Colombians march against kidnappers

Protesters are unlikely to stop the abductions

By Jeremy McDermot in Medellin

Up to 500,000 people have marched through the Colombian city of Medellin, which has population of 2m, protesting against kidnapping in a province traditionally at the centre of the 35 year civil war.

Colombia is the kidnap capital of the world, according to the US State Department, with the majority of abductions being carried out by left-wing rebels for ransom. They use the proceeds to fund their war against the state.

There have been over 1,500 kidnappings already confirmed this year, an average of eight a day. These figures suggest last year's total of 2,609 abductions, the worst year on record, will be easily surpassed.

New tactics

But whilst kidnapping of wealthy Colombians have been going on for decades, the situation has changed over the last year and particularly over the last four months.

The main change as been the new guerrilla ploy called "miraculous fishing", named after Jesus' pledge to turn his disciples into fishers of men.

This involves setting up random road blocks all over the country and netting whoever is unlucky enough to pass through.


[ image: The crowds remembered over 1,500 kidnap victims]
The crowds remembered over 1,500 kidnap victims
But April saw the new face of kidnapping - mass abduction. There have been three such operations, all carried out by Colombia's second largest rebel group, the National Liberation Army.

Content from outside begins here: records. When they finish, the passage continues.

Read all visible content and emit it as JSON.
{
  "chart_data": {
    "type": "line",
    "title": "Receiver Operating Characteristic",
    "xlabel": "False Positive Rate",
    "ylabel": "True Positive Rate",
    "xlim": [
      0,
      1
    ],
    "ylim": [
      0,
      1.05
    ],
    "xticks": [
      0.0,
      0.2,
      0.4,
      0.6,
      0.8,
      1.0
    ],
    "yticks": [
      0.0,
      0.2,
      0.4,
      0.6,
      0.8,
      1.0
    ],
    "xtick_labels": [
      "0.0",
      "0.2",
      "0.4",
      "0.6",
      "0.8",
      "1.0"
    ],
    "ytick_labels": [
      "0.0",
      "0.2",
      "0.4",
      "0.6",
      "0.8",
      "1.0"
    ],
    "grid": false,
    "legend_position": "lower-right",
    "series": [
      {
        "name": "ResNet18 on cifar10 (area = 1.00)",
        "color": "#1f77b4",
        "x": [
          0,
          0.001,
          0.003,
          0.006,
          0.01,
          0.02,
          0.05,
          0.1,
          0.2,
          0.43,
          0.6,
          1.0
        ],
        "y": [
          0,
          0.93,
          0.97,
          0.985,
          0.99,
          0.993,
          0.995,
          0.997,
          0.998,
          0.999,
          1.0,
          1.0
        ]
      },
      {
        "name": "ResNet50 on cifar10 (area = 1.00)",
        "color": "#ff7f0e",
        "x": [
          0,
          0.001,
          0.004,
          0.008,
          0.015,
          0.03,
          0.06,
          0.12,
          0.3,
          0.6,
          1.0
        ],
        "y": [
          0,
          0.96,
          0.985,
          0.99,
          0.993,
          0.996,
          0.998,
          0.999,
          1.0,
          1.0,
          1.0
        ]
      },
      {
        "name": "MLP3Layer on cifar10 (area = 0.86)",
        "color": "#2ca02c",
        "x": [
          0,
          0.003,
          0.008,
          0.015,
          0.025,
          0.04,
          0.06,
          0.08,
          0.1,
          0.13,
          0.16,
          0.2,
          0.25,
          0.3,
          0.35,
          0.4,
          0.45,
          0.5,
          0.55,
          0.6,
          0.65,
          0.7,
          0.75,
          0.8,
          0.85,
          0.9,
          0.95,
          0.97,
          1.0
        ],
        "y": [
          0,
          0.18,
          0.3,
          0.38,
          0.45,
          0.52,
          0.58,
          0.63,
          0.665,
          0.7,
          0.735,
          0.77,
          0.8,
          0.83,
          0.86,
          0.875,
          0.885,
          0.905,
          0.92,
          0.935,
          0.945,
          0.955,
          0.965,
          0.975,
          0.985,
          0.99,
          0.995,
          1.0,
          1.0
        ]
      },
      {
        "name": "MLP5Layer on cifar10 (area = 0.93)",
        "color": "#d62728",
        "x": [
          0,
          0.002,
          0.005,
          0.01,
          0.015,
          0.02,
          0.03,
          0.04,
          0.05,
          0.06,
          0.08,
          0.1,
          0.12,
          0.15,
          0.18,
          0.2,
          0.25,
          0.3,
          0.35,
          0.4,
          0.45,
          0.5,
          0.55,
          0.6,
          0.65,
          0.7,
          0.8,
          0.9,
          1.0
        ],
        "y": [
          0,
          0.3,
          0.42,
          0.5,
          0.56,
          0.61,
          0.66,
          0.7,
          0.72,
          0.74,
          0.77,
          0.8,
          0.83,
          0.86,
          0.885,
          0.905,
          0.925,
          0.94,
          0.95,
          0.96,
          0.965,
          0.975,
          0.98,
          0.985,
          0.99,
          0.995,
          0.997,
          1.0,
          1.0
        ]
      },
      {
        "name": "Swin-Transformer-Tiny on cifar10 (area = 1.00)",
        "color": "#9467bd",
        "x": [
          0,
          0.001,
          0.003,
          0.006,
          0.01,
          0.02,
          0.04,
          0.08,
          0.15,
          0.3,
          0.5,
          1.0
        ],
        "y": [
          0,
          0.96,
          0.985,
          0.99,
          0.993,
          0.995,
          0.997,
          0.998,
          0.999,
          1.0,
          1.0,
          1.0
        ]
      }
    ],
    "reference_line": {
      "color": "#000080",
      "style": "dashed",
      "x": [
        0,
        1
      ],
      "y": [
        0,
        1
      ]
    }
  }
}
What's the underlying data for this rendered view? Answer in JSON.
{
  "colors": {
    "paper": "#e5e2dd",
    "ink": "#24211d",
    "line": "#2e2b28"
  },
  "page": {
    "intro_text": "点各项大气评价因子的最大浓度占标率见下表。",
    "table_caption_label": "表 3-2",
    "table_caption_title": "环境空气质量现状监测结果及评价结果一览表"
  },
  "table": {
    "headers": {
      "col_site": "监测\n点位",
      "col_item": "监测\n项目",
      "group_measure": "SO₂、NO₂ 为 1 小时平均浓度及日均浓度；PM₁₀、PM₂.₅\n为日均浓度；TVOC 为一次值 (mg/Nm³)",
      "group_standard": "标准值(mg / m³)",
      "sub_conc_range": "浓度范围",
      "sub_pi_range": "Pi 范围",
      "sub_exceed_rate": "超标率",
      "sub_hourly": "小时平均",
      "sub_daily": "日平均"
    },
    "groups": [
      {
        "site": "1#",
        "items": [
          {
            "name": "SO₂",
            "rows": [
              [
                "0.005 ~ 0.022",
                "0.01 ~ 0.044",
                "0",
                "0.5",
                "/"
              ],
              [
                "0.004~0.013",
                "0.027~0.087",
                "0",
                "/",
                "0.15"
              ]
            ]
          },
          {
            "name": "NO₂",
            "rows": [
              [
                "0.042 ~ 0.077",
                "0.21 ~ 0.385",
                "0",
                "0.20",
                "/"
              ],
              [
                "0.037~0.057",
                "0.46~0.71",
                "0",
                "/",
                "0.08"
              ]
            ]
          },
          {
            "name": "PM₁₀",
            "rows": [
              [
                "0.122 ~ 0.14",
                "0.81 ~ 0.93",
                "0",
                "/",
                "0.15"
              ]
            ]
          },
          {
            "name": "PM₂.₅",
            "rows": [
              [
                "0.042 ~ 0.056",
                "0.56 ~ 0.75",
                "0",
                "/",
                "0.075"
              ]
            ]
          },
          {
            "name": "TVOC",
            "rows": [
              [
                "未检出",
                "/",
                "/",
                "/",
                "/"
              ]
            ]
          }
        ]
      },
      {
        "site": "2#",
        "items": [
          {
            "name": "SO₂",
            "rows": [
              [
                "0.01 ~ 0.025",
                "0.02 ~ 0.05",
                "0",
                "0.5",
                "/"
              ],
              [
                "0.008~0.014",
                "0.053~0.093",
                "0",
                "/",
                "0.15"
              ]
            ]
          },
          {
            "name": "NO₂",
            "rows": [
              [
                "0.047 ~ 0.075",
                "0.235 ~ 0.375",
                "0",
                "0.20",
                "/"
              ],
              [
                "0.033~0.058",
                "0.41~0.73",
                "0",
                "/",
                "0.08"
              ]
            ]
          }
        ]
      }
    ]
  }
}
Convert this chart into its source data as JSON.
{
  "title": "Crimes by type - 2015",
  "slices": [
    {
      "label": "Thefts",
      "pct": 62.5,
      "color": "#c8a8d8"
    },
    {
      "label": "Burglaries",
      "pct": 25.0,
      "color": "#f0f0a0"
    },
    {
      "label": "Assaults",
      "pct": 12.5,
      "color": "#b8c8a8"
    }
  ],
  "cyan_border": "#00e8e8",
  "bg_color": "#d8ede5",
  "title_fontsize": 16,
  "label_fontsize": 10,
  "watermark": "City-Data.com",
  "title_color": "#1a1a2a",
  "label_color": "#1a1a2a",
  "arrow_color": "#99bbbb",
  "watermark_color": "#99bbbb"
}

The first in April saw the hijacking of a domestic airliner, forced to land on a remote jungle airstrip. The crew and passengers, 41 in all, were kidnapped.

At the end of May, guerrillas abducted an entire church congregation in Cali including the priest, hurling over 140 believers into waiting trucks.

Then last month, an anglers' club returning home from a weekend's fishing in the Caribbean, was intercepted by guerrillas in speed boats. Nine were taken.

Despite the massive public outcry, the rebels are unlikely to stop because they are reliant on ransom revenue to continue their struggle.

With peace talks frozen and a perceptable shift towards a military solution, analysts believe the rate of abductions will escalate further and the amount demanded in ransoms increase as the country's estimated 20,000 guerrillas prepare themselves for whatever the Colombian miliitary can throw at them.